Enhertu is part of a class of cancer therapies called antibody drug conjugates (ADCs). These drugs are like smart bombs for cancer. They are created by linking targeting antibodies to tumor-killing drug payloads. Enhertu linked the antibody trastuzumab to deruxtecan, a drug that damages cells’ DNA and causes cells to die. The targeting ability of the antibody is designed to protect healthy tissue from exposure to the toxic effects of the treatment.
The FDA’s new Enhertu decision is based on results from an open-label Phase 3 study that enrolled 557 adults. The participants had advanced HER2-low breast cancer and had previously received chemotherapy. Based on the results, the trial achieved its primary goal of showing an improvement in progression-free survival, or how long patients survive without disease progression.
Although Enhertu’s targeting is designed to protect healthy tissue, ADCs still have side effects. The most serious adverse reaction reported in clinical trials was interstitial lung disease, which causes scarring and inflammation of organs. The drug’s label carries a boxed warning alerting clinicians to this risk. The label also flags potential toxicity to the embryo; the drug is not recommended for pregnant women. The most common adverse reactions reported in clinical trials included nausea, fatigue, hair loss, vomiting and constipation.
Lung problems caused by Enhertu are low-grade and reversible for most patients, Shanu Modi, a medical oncologist at Memorial Sloan Kettering Cancer Center and the study’s principal investigator, told the ASCO meeting. The best way for clinicians to deliver Enhertu, she said, is to select the patients best suited for treatment and monitor lung problems, then manage them if they arise.

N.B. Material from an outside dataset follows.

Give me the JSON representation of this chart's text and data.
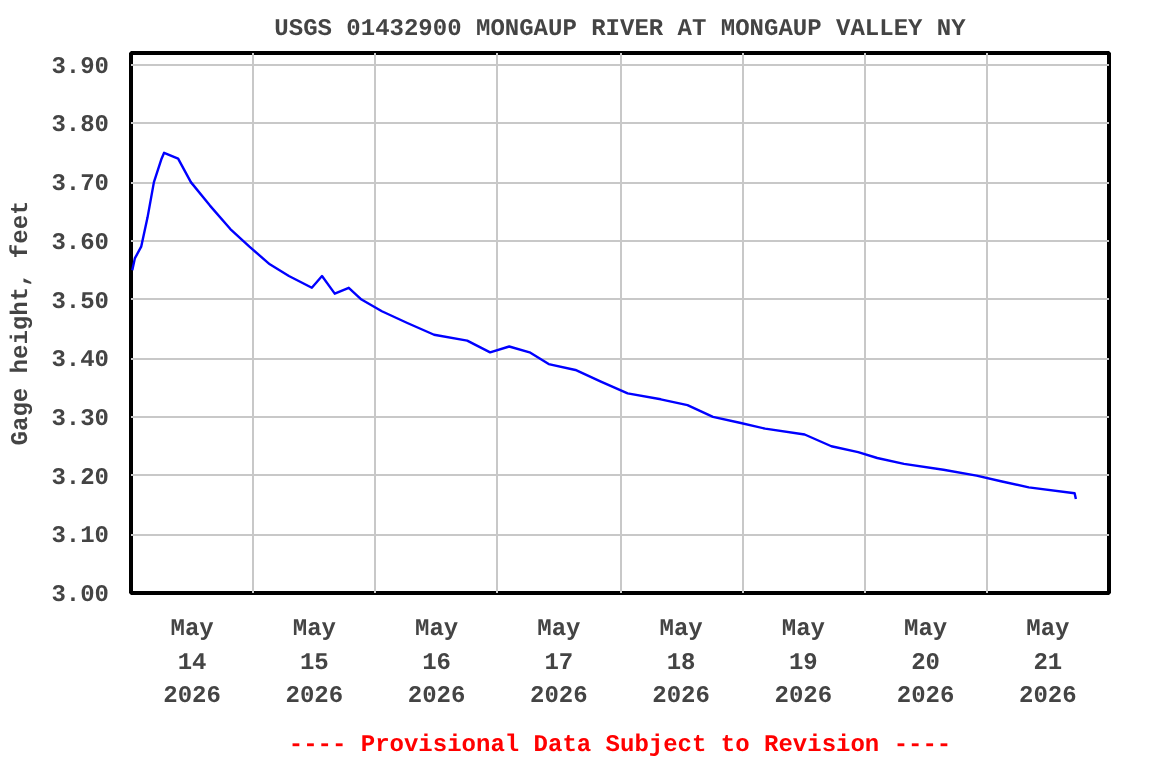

Enhertus was originally developed by Daiichi Sankyo. The Japanese company began its partnership with AstraZeneca in 2019; later that year, the drug received accelerated approval to treat HER2-positive breast cancer that has not responded to at least two early-stage HER2-targeted therapies. Under the partnership, the two companies share the development and commercialization of Enhertu globally, but Daiichi Sankyo owns the rights to the drug in Japan.Earlier this year, the FDA approved the drug as earlier line of treatmenta decision to convert accelerated approval to standard approval.